Cosmetics companies should also take advantage of the mobile outreach seen in other industries. For example, geolocation triggers can provide personalized offers when a customer is near the store. Under half (45%) of consumers would prefer to shop for cosmetics information from their mobile device in-store; 39% have used or are interested in using a mobile device (tablet) provided in-store. This is a significant pain point that stores should be addressing.
Over-the-top (OTT) video services, especially YouTube, have been a game changer for the cosmetics industry. Makeup tips, product demos, and other content from influencers results in more than 700 million views on YouTube alone per month. Almost 60% of cosmetics brands have adopted influencer marketing, probably because 65% of the search results for beauty products are content from major beauty vloggers (i.e., video bloggers). How-to videos are a major draw, but believe it or not, product unboxing videos can be just as important. Just over 66% of cosmetics customers say that unboxing videos help them visualize the beauty products they want to consider buying. User-generated content can also be powerful since it provides social proof and further builds the relationship between brand and shopper.
Ipsy has conquered these concepts in spades. It relies heavily on influencer-driven content marketing, starting with its founder and moving on to fold those influencers in-house through its Open Studios program. Each of the Glam Bags shipped to subscribers every month includes a card touching on the influencers and reminding users to check out the how-to videos for the products inside. This expansive network has brought the brand a level of authenticity that can’t be manufactured, and subscribers have responded. As of last year, it was valued upward of $800 million, with more than 2 million monthly subscribers and a revenue that has likely exceeded $300 million accounting rate of return (ARR).
Instagram is a key social tool for beauty companies, and nearly all major beauty brands had a profile on that platform as of 2016, representing tens of millions of followers.

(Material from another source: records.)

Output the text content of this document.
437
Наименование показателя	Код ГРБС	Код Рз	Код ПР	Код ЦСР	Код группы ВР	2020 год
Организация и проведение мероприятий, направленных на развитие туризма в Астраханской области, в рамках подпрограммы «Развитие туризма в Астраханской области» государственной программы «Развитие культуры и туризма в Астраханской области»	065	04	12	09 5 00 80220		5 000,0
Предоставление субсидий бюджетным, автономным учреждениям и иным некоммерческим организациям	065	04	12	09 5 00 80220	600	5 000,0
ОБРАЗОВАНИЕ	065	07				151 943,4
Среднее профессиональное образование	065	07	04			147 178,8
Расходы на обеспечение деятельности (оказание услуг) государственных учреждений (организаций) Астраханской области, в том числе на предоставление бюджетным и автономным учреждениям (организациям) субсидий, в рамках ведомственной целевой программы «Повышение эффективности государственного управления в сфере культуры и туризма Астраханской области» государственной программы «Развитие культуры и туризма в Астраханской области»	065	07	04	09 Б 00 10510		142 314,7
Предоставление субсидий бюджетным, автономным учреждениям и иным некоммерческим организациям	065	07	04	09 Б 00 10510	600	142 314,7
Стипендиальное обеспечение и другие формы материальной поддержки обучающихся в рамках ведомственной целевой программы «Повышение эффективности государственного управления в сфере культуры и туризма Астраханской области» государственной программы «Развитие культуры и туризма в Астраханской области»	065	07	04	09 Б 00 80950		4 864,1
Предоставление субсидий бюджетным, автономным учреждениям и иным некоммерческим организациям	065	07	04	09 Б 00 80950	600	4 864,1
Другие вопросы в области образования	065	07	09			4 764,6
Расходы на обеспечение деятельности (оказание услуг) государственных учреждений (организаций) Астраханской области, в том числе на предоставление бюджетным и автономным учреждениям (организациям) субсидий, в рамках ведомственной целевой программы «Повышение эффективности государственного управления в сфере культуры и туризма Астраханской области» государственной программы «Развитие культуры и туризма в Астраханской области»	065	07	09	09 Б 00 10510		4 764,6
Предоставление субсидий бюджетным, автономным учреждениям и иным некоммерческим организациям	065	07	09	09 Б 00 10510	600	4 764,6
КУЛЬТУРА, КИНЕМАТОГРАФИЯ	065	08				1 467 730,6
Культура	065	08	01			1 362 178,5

In fact, the leading beauty brand on Instagram, MAC, has 14 million followers. Snapchat is also incredibly popular, garnering 60% of those beauty brands in the same year. While Instagram often provides alluring and glamorous options, not to mention the imminent shopping feature, Snapchat provides rough authenticity. Both make users feel like they have direct access to the brand, while also giving them the platform to have a conversation of their own. It’s not hard to understand why.

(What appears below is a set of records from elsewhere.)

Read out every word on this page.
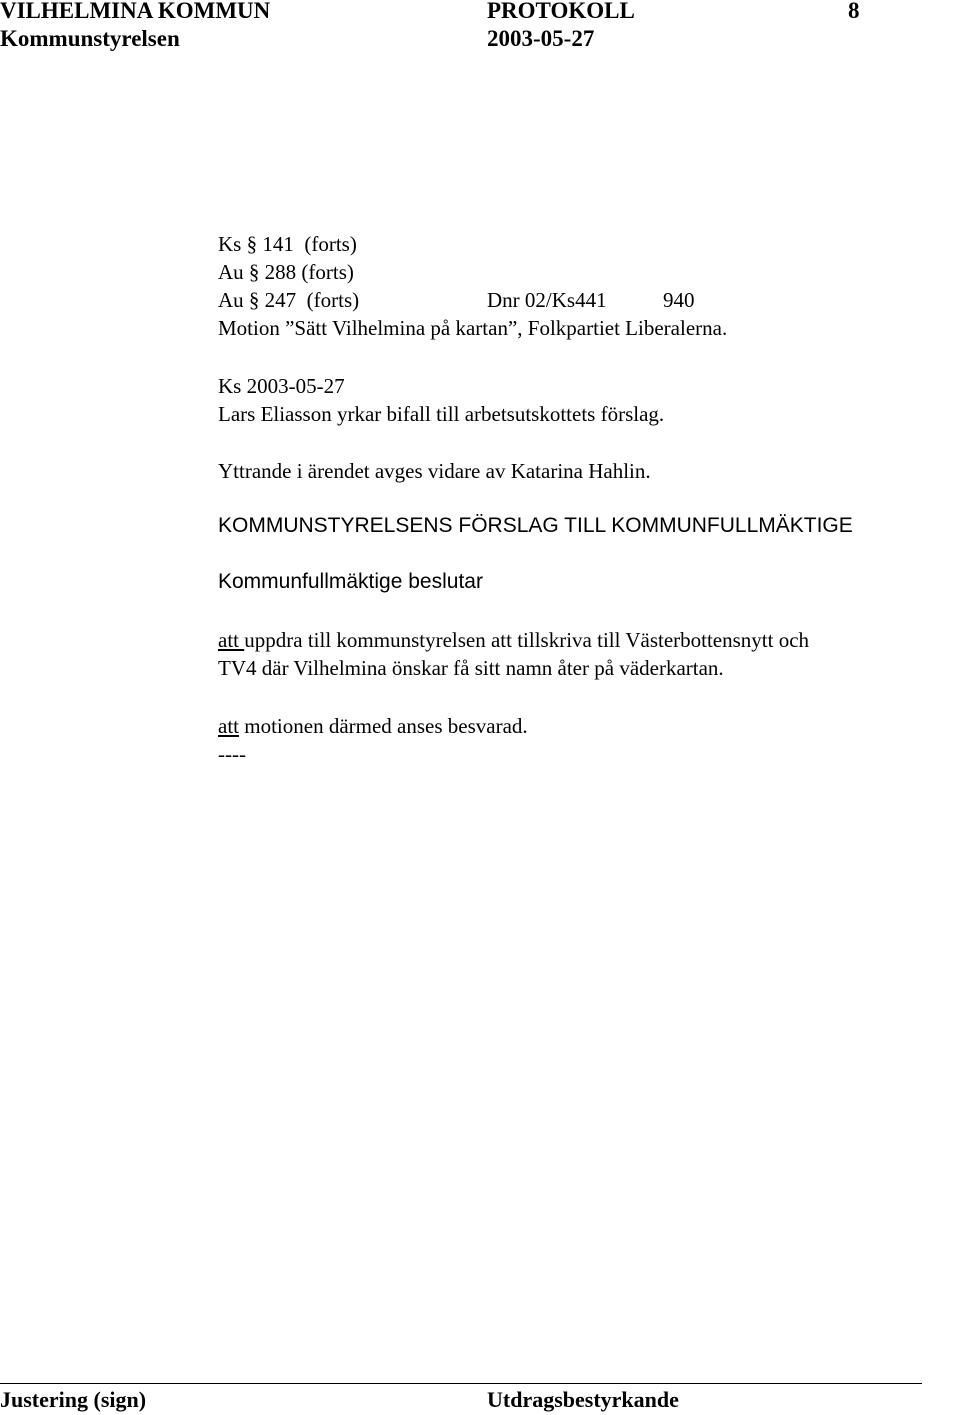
VILHELMINA KOMMUN	PROTOKOLL	8
Kommunstyrelsen	2003-05-27
Ks § 141 (forts)
Au § 288 (forts)
Au § 247 (forts)	Dnr 02/Ks441	940
Motion ”Sätt Vilhelmina på kartan”, Folkpartiet Liberalerna.
Ks 2003-05-27
Lars Eliasson yrkar bifall till arbetsutskottets förslag.
Yttrande i ärendet avges vidare av Katarina Hahlin.
KOMMUNSTYRELSENS FÖRSLAG TILL KOMMUNFULLMÄKTIGE
Kommunfullmäktige beslutar
att uppdra till kommunstyrelsen att tillskriva till Västerbottensnytt och
TV4 där Vilhelmina önskar få sitt namn åter på väderkartan.
att motionen därmed anses besvarad.
----
Justering (sign)	Utdragsbestyrkande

Social media presents the new word of mouth in all its visual glory. Brands like Glossybox depend on this kind of word of mouth to drive sales — 80% of its acquisition can be attributed to it. They’re leveraging it to be thought leaders and to connect with more influencers.

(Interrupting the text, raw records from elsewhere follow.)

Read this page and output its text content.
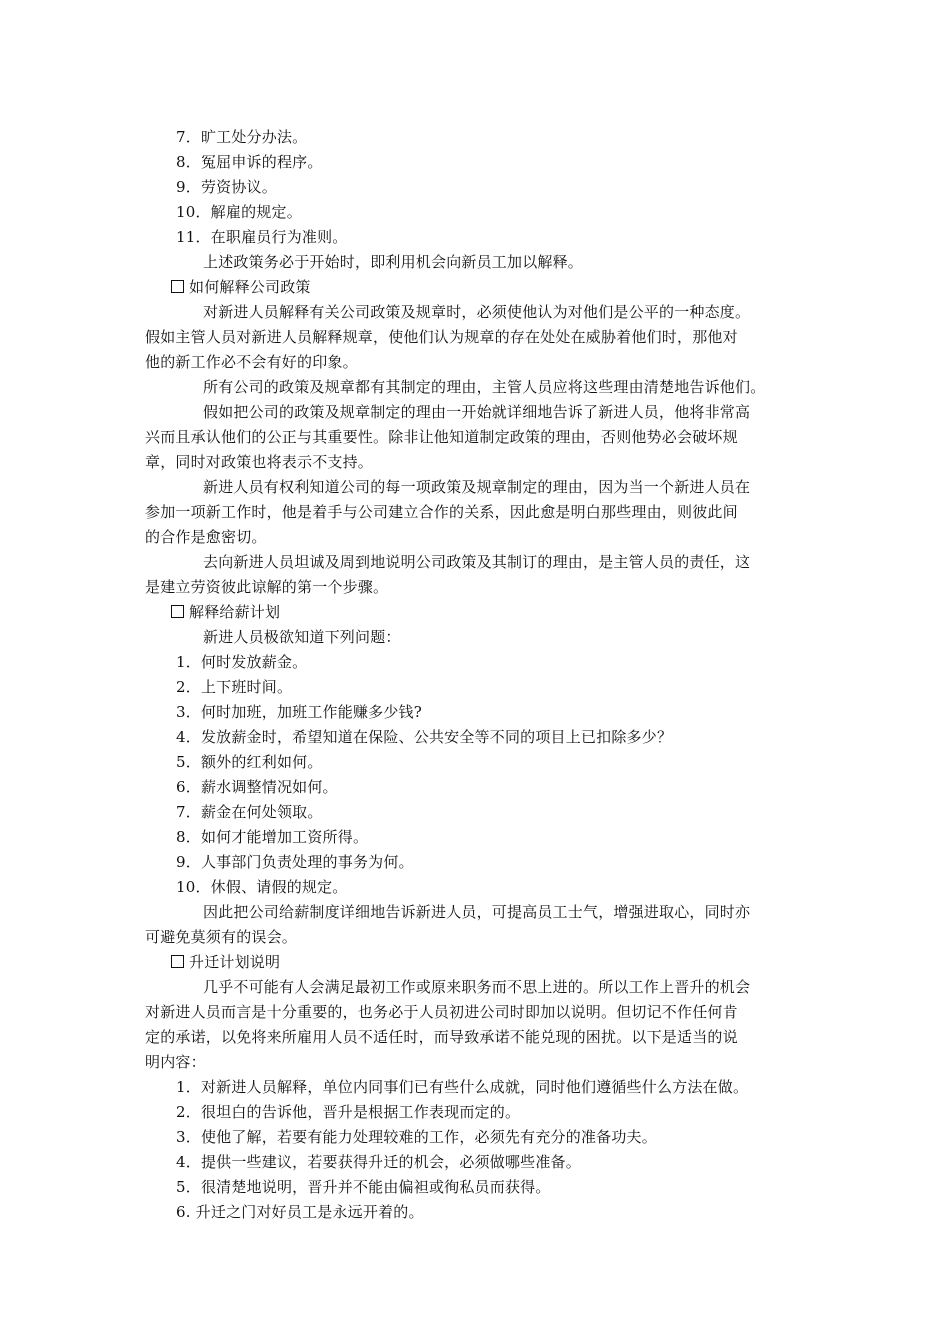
7．旷工处分办法。
8．冤屈申诉的程序。
9．劳资协议。
10．解雇的规定。
11．在职雇员行为准则。
上述政策务必于开始时，即利用机会向新员工加以解释。
如何解释公司政策
对新进人员解释有关公司政策及规章时，必须使他认为对他们是公平的一种态度。
假如主管人员对新进人员解释规章，使他们认为规章的存在处处在威胁着他们时，那他对
他的新工作必不会有好的印象。
所有公司的政策及规章都有其制定的理由，主管人员应将这些理由清楚地告诉他们。
假如把公司的政策及规章制定的理由一开始就详细地告诉了新进人员，他将非常高
兴而且承认他们的公正与其重要性。除非让他知道制定政策的理由，否则他势必会破坏规
章，同时对政策也将表示不支持。
新进人员有权利知道公司的每一项政策及规章制定的理由，因为当一个新进人员在
参加一项新工作时，他是着手与公司建立合作的关系，因此愈是明白那些理由，则彼此间
的合作是愈密切。
去向新进人员坦诚及周到地说明公司政策及其制订的理由，是主管人员的责任，这
是建立劳资彼此谅解的第一个步骤。
解释给薪计划
新进人员极欲知道下列问题：
1．何时发放薪金。
2．上下班时间。
3．何时加班，加班工作能赚多少钱?
4．发放薪金时，希望知道在保险、公共安全等不同的项目上已扣除多少？
5．额外的红利如何。
6．薪水调整情况如何。
7．薪金在何处领取。
8．如何才能增加工资所得。
9．人事部门负责处理的事务为何。
10．休假、请假的规定。
因此把公司给薪制度详细地告诉新进人员，可提高员工士气，增强进取心，同时亦
可避免莫须有的误会。
升迁计划说明
几乎不可能有人会满足最初工作或原来职务而不思上进的。所以工作上晋升的机会
对新进人员而言是十分重要的，也务必于人员初进公司时即加以说明。但切记不作任何肯
定的承诺，以免将来所雇用人员不适任时，而导致承诺不能兑现的困扰。以下是适当的说
明内容：
1．对新进人员解释，单位内同事们已有些什么成就，同时他们遵循些什么方法在做。
2．很坦白的告诉他，晋升是根据工作表现而定的。
3．使他了解，若要有能力处理较难的工作，必须先有充分的准备功夫。
4．提供一些建议，若要获得升迁的机会，必须做哪些准备。
5．很清楚地说明，晋升并不能由偏袒或徇私员而获得。
6. 升迁之门对好员工是永远开着的。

The changes in the cosmetics industry brought on by technology provide a host of opportunities for brands to connect with their shoppers, and furthermore, presents new and creative ways to market to them as well. The integration of technology gives brands a direct path to influencing customers with personalized information injected at critical moments of interest. As technology continues to evolve, so too will the transformation of cosmetics continue to match it as cosmetic companies strive to stay ahead. Opting in sooner rather than later gives you the opportunity to get the edge on your competition, too.